Claiming that qualia are observables does not imply that all observables are qualia.
I don't see how he can deny that information and instruments also exist in impure worlds.
He doesn't deny that.
If qualitative contents don't exist in pure worlds, either qualitative contents are a special type of information or we are a special type of instrument or both.
You are right to point out that Rosenberg will need to explain what it is that differentiates the causal aspects of subjective experience from the causal aspects that are understood to belong to 'pure' physical systems. We won't get there for a while, though, as it will take most of the rest of the book to build up to the point where we do have such a causal theory of subjective experience (or at least the outlines of such a theory).
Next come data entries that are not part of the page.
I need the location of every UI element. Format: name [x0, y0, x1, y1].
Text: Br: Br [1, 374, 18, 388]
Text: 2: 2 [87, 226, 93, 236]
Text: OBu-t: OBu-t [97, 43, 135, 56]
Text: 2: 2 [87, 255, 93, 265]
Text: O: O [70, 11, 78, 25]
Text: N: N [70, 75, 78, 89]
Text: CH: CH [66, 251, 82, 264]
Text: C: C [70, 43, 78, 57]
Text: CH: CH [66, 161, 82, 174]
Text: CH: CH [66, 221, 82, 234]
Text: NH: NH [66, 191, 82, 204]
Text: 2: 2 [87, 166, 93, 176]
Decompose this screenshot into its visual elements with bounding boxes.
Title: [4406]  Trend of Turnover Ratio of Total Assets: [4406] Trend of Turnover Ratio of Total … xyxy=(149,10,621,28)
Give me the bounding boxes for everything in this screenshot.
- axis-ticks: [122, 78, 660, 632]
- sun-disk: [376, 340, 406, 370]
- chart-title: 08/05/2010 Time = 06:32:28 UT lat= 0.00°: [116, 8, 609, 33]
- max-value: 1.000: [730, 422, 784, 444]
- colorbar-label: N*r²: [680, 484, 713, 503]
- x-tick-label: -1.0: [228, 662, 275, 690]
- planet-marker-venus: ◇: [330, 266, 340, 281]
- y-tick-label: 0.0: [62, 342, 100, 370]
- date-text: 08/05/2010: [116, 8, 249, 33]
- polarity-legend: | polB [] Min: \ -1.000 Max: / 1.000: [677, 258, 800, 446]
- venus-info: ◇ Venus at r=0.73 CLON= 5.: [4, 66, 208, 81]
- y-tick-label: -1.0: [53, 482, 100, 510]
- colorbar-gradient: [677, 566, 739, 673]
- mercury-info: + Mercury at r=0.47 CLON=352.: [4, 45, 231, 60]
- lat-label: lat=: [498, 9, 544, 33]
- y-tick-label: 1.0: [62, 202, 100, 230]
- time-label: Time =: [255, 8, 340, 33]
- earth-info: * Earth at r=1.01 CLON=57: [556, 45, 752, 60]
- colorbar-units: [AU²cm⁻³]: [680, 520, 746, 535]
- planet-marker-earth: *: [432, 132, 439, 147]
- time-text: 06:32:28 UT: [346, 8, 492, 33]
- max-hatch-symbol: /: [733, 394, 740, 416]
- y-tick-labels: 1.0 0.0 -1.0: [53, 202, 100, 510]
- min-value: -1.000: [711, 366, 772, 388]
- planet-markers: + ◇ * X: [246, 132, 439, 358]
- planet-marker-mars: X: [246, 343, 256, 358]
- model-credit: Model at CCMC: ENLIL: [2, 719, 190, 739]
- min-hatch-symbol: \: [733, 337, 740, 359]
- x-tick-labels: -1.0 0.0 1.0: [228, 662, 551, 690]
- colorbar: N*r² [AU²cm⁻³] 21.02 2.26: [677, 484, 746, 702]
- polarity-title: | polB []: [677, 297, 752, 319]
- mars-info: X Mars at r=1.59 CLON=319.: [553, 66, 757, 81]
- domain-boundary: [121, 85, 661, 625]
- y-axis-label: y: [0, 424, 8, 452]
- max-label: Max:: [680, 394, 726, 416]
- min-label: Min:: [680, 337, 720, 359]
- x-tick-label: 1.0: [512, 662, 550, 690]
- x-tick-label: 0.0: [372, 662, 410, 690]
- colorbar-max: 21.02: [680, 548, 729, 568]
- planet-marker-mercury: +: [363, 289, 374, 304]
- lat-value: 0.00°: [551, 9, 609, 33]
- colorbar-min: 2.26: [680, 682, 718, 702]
Perhaps I've made a mess of things, but it's because I can't see what is so special about qualitative contents. If it's that qualitative contents are a type of information that can't be derived from other types of information (and, furthermore, a particular qualitative content can't even be derived from other information of the same type), that leads me back to the processing of information which is presumably identical in both pure and impure worlds, especially in both humans and zombies.
Is it that you fail to see any relevance or force to the antiphysicalist argument in itself, or is it that you find the implications of accepting the argument to just lead to even more problems?
If it's the latter, then you're not alone. Thinking about consciousness seems to inevitably put us on that carousel. If we accept the antiphysicalist argument and accept the causal closure of physics, we seem to have no room left for p-consciousness to play any causal role, and we wind up with an unsatisfying epiphenomenalism. What makes this book original is that it proposes a new way to escape this quandary, but it will take some work to get there. You can view the rest of the book partially as an effort to answer to the concerns you voice here.